Vláčil wanted to present the times as if they were present, portraying characters as if they were our contemporaries, but also showing the world through their eyes, beliefs, and feelings. He studied tribes living at the same “level” of social development, ensured that weapons and implements were made according to the original methods, and forced his cast to “live” their parts in a location shoot lasting over two years.
Vláčil’s approach to history was in marked contrast to both the Hollywood romantic epic but also to Otakar Vávra’s Hussite trilogy (1954-56), where history became the servant of ideology. Yet, despite this re-creation of reality and the desire to create an authentic world, Marketa Lazarová is also an experimental film, with an unorthodox structure, and a variety of different narrative techniques. As Emory Menefee and Ernest Callenbach wrote in Film Quarterly, “the film is initially as confusing as it would be to arrive in such an alien culture”.
The narrative is centred on a series of short episodes or tableaux, which Vláčil has likened to the chapters of a romanesque novel, or the movements of a musical work.

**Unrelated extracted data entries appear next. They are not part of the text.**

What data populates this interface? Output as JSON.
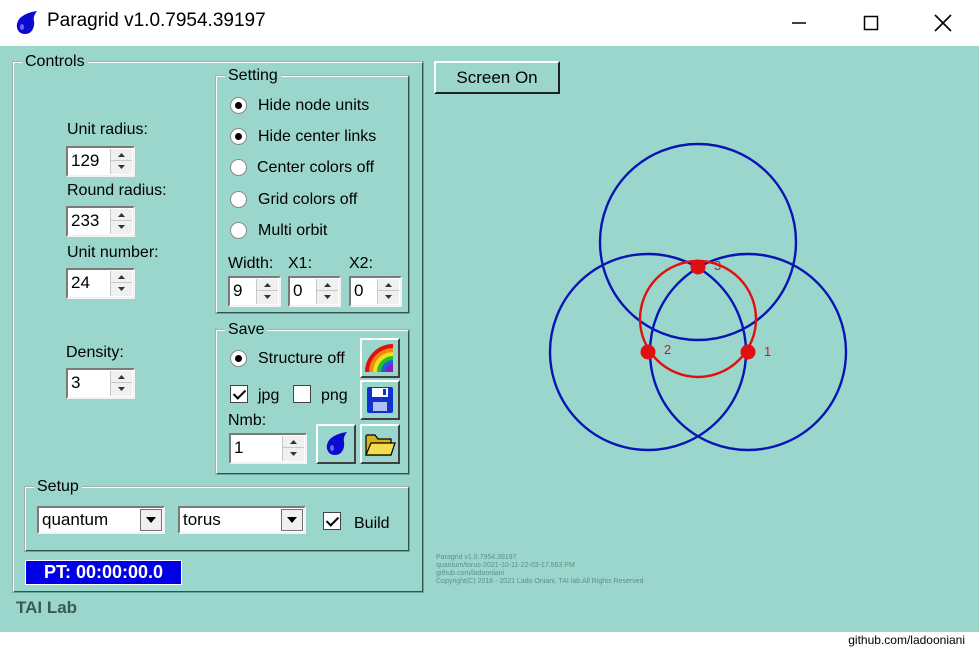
{
  "window": {
    "title": "Paragrid v1.0.7954.39197",
    "minimize": "—",
    "maximize": "☐",
    "close": "✕"
  },
  "controls": {
    "legend": "Controls",
    "unit_radius": {
      "label": "Unit radius:",
      "value": "129"
    },
    "round_radius": {
      "label": "Round radius:",
      "value": "233"
    },
    "unit_number": {
      "label": "Unit number:",
      "value": "24"
    },
    "density": {
      "label": "Density:",
      "value": "3"
    }
  },
  "setting": {
    "legend": "Setting",
    "options": [
      {
        "label": "Hide node units",
        "checked": true
      },
      {
        "label": "Hide center links",
        "checked": true
      },
      {
        "label": "Center colors off",
        "checked": false
      },
      {
        "label": "Grid colors off",
        "checked": false
      },
      {
        "label": "Multi orbit",
        "checked": false
      }
    ],
    "width": {
      "label": "Width:",
      "value": "9"
    },
    "x1": {
      "label": "X1:",
      "value": "0"
    },
    "x2": {
      "label": "X2:",
      "value": "0"
    }
  },
  "save": {
    "legend": "Save",
    "structure_off": {
      "label": "Structure off",
      "checked": true
    },
    "jpg": {
      "label": "jpg",
      "checked": true
    },
    "png": {
      "label": "png",
      "checked": false
    },
    "nmb": {
      "label": "Nmb:",
      "value": "1"
    }
  },
  "setup": {
    "legend": "Setup",
    "mode": "quantum",
    "shape": "torus",
    "build": {
      "label": "Build",
      "checked": true
    }
  },
  "pt_label": "PT: 00:00:00.0",
  "lab_label": "TAI Lab",
  "screen_button": "Screen On",
  "info_lines": [
    "Paragrid v1.0.7954.39197",
    "quantum/torus-2021-10-11-22-03-17.563 PM",
    "github.com/ladooniani",
    "Copyright(C) 2016 - 2021 Lado Oniani, TAI lab.All Rights Reserved"
  ],
  "diagram": {
    "blue_color": "#0a14b4",
    "red_color": "#e01010",
    "node_labels": [
      "1",
      "2",
      "3"
    ]
  },
  "footer_text": "github.com/ladooniani"
}
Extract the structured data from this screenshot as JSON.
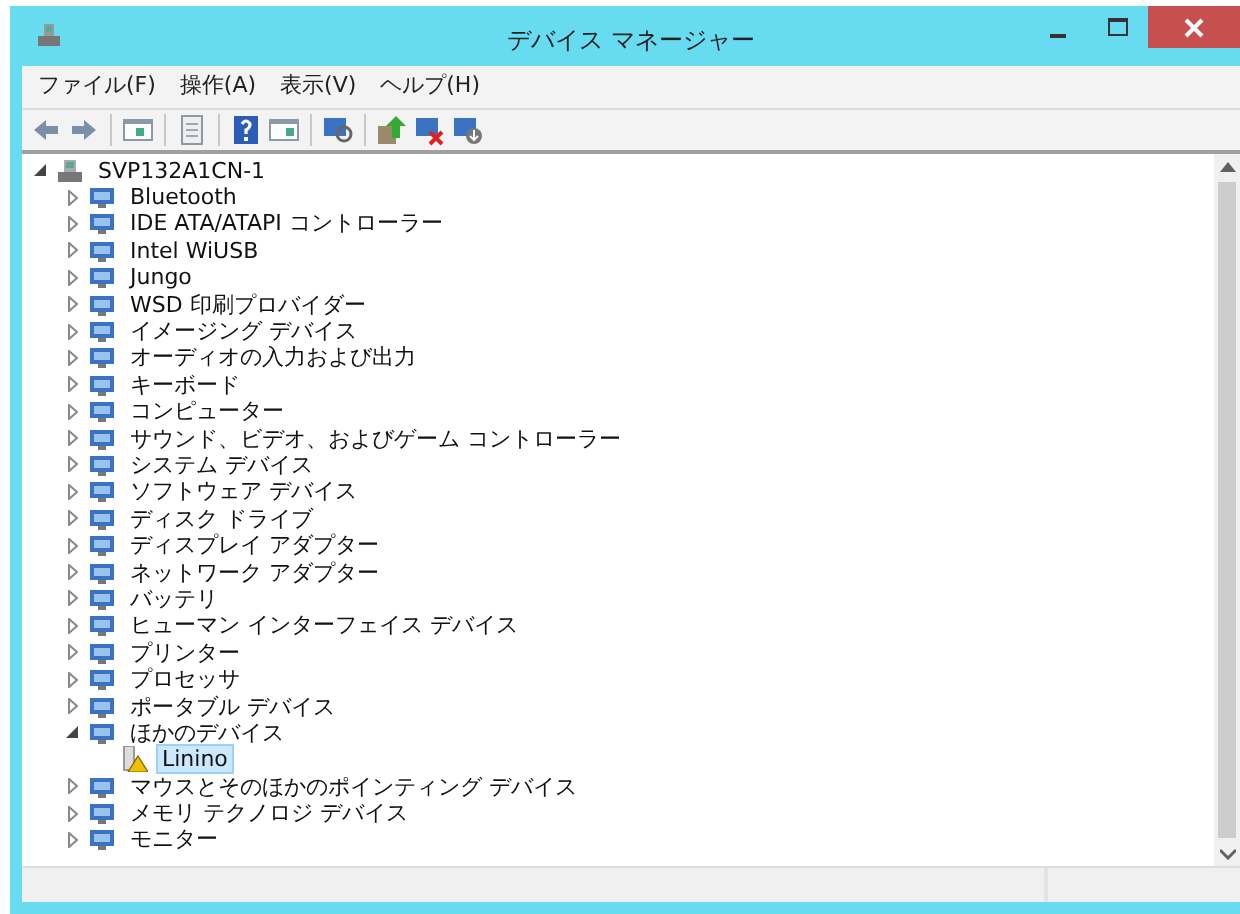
{
  "window": {
    "title": "デバイス マネージャー"
  },
  "menu": [
    "ファイル(F)",
    "操作(A)",
    "表示(V)",
    "ヘルプ(H)"
  ],
  "tree": {
    "label": "SVP132A1CN-1",
    "expanded": true,
    "children": [
      {
        "label": "Bluetooth",
        "expanded": false,
        "selected": false
      },
      {
        "label": "IDE ATA/ATAPI コントローラー",
        "expanded": false,
        "selected": false
      },
      {
        "label": "Intel WiUSB",
        "expanded": false,
        "selected": false
      },
      {
        "label": "Jungo",
        "expanded": false,
        "selected": false
      },
      {
        "label": "WSD 印刷プロバイダー",
        "expanded": false,
        "selected": false
      },
      {
        "label": "イメージング デバイス",
        "expanded": false,
        "selected": false
      },
      {
        "label": "オーディオの入力および出力",
        "expanded": false,
        "selected": false
      },
      {
        "label": "キーボード",
        "expanded": false,
        "selected": false
      },
      {
        "label": "コンピューター",
        "expanded": false,
        "selected": false
      },
      {
        "label": "サウンド、ビデオ、およびゲーム コントローラー",
        "expanded": false,
        "selected": false
      },
      {
        "label": "システム デバイス",
        "expanded": false,
        "selected": false
      },
      {
        "label": "ソフトウェア デバイス",
        "expanded": false,
        "selected": false
      },
      {
        "label": "ディスク ドライブ",
        "expanded": false,
        "selected": false
      },
      {
        "label": "ディスプレイ アダプター",
        "expanded": false,
        "selected": false
      },
      {
        "label": "ネットワーク アダプター",
        "expanded": false,
        "selected": false
      },
      {
        "label": "バッテリ",
        "expanded": false,
        "selected": false
      },
      {
        "label": "ヒューマン インターフェイス デバイス",
        "expanded": false,
        "selected": false
      },
      {
        "label": "プリンター",
        "expanded": false,
        "selected": false
      },
      {
        "label": "プロセッサ",
        "expanded": false,
        "selected": false
      },
      {
        "label": "ポータブル デバイス",
        "expanded": false,
        "selected": false
      },
      {
        "label": "ほかのデバイス",
        "expanded": true,
        "selected": false,
        "children": [
          {
            "label": "Linino",
            "selected": true,
            "warning": true
          }
        ]
      },
      {
        "label": "マウスとそのほかのポインティング デバイス",
        "expanded": false,
        "selected": false
      },
      {
        "label": "メモリ テクノロジ デバイス",
        "expanded": false,
        "selected": false
      },
      {
        "label": "モニター",
        "expanded": false,
        "selected": false
      }
    ]
  }
}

Describing the finished film as a “Film-Opera”, he argued that the final structure was very close to that of Janáček’s Sinfonietta.
Marketa Lazarová, 1967
The film is divided into two major sections, Straba (Straba the Werewolf) and Beránek Boži (The Holy Lamb). In Straba the Werewolf, we are introduced to the two rival clans of the Kozlíks and the Lazars. The Kozlíks attack a Saxon count and his followers, capturing his son, Kristián. When Pivo, commander of the king’s army, comes to arrest the head of the clan for his crimes, he escapes and a proclamation is issued calling for their pursuit. Kozlík’s eldest son, Mikoláš, goes to Lazar in search of an alliance, but is savagely beaten under the watching eyes of Lazar’s daughter, Marketa. In revenge, the Kozlíks attack the Lazar stronghold and Marketa is carried off by force and subsequently raped. Kozlík’s daughter, Alexandra, who had previously slept with her brother, Adam, develops a relationship with the captured Kristián.
In The Holy Lamb, a simple minded monk, Bernard, is introduced into the story, serving as a link between the film’s increasingly diverse plot elements. Adam is killed by the king’s troops, Kristián is driven mad by his experiences, and is killed by Alexandra. In the film’s final section, the relationship between Mikoláš and Marketa ripens into one of love. Marketa returns to her father only to be rejected. She is undertaking her vows to enter a convent when she recognises the hypocrisies of the institution. Hearing that Mikoláš has attacked the prison where his father is now held captive, Marketa joins him and marries him shortly before he dies from his wounds.
From this complex narrative, two general themes emerge: the struggle between central authority and the clans, and between Christianity and paganism. The old men (Kozlík, Pivo) show little weakness in their relentless struggles for dominance and Mikoláš, the film’s ‘conventional’ hero, only appears less extreme in the context of the film’s unrelenting violence. Christianity and paganism are presented as parallel forces and there are certainly scenes suggesting that organised religion stands in the way of natural freedom. The closing door of the convent to which Marketa has been consigned by her father is contrasted with the startled flight of a deer.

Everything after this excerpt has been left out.